Aussie Broadband has continued its impressive revenue growth, reporting a 49% increase to AU$237 million for the first half of fiscal 2022 to December 31 when compared to the same period last year.
During the half, the company made a AU$390 million bid for Over the Wire, and when those costs are excluded, Aussie Broadband reported earnings before interest, tax, depreciation, and amortisation (EBITDA) of AU$9.1 million, a 7% increase on last year.
In its first-quarter results, the company said it only had 3,000 customers left to switch from Telstra to the Optus network, and on Tuesday said that work was now completed.
“Mobile net additions for 2Q were 2,647 or 31% lower than in 1Q due to a combination of factors including limited availability of mobile handset options, some loss of services due to coverage following the migration to the Optus network, and delays in providing the ability for customers to sign up online for mobile services,” Aussie Broadband said.

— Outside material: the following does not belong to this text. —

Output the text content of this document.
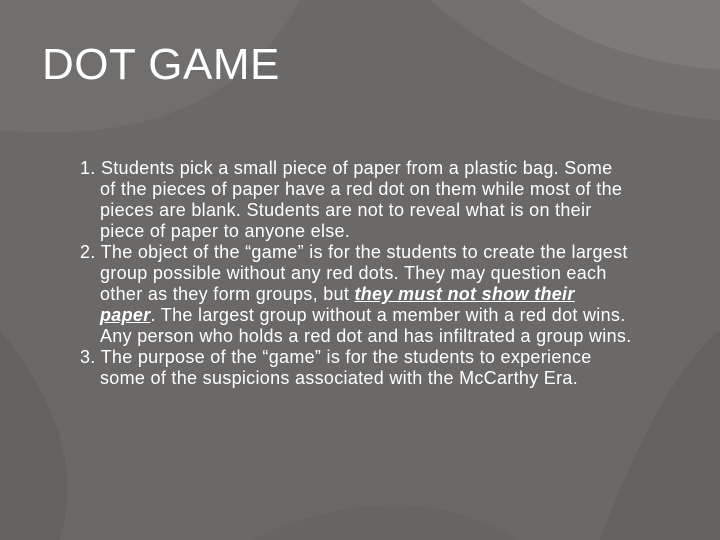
DOT GAME
1. Students pick a small piece of paper from a plastic bag. Some of the pieces of paper have a red dot on them while most of the pieces are blank. Students are not to reveal what is on their piece of paper to anyone else.
2. The object of the “game” is for the students to create the largest group possible without any red dots. They may question each other as they form groups, but they must not show their paper. The largest group without a member with a red dot wins. Any person who holds a red dot and has infiltrated a group wins.
3. The purpose of the “game” is for the students to experience some of the suspicions associated with the McCarthy Era.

“Limited handset availability (due to global chip shortages) has hindered growth in mobile services. The team is presently working to expand the handset range available to Aussie customers.”
Nevertheless, the company reported it increased mobile customers 70% year-on-year to 32,200.

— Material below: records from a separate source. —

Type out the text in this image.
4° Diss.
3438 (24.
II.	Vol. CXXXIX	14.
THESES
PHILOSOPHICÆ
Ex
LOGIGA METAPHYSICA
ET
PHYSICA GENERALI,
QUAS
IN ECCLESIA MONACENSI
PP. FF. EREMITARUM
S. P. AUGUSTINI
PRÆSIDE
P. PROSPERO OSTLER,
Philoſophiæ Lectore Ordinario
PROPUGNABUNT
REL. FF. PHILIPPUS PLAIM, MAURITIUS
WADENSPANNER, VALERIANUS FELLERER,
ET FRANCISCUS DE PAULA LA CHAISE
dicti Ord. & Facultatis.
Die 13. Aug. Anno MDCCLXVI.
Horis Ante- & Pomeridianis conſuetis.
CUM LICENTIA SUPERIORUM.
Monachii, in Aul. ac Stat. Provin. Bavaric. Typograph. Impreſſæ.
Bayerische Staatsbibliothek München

On its fixed broadband network, the company reported connections grew 45% compared with last year, and consisted of 422,000 residential lines, up 35%, almost 45,500 business connections which represent 67% growth, and wholesale customers spiked from 1,800 last year to 27,286.
“The business segment remained strong. So far in 1H FY22 we have taken 15% of all NBN enterprise ethernet net service activation orders,” the company said.
“Net residential broadband additions for 2Q were 25,582. Promotions continued throughout the quarter and there was a modest increase in churn during December and January as customers started to migrate off the ‘focus on fast’ promotion.”
During the second quarter, Aussie Broadband had 17,800 additions to its wholesale and white label services, which included 8,725 migrated white label services. The company said the migrations would continue and it was looking for new partners in the segment.
For the NBN, Aussie Broadband said it had 5.66% of the market excluding satellite connections.
“2Q saw an easing of the CVC challenges experienced in 1Q, with lockdowns removed in late October and early November, although some benefit continued from the 51,000 customers proactively migrated to NBN higher speed tiers at the start of the financial year,” it said.
“These benefits will end in January 2022, and the impact will be determined by the proportion of those customers who elect to remain on the higher speed plans.
“Total CVC expense for the quarter was $1.8 million, a decrease of 45% on the previous quarter after accounting for NBN relief ($0.2m) and increased inclusion benefits from migrated customers ($1.0m).”
On the NBN pricing revenue, although it welcomed access pricing, the telco said the most popular 50Mbps plan was still not sustainable and a lack of concrete timeline created short and medium-term risk to telcos.
From March, the company says it would start to see savings from its backhaul fibre build, which would allow it to begin to exit its current Telstra backhaul agreements.
Overall, the company reported 636,446 total services which represented 41% growth on last year.
On Monday, Spirit Technology Solutions reported its first-half revenue increased by 54% year-on-year to AU$66 million, and included a record second quarter of AU$35 million. Despite the result, EBITDA was down 5% to AU$4.2 million.
“The operating environment in the first half of FY22 was very challenging with cost pressure across the business, through needing to maintain staff levels during lockdowns across Melbourne, Sydney and Brisbane, employee isolation requirements and supply chain delays,” the company said.
“Spirit will partially offset these cost pressures through price rises in H2 FY22.”
The company added it was in a period of due diligence with a buyer for its fixed wireless tower assets.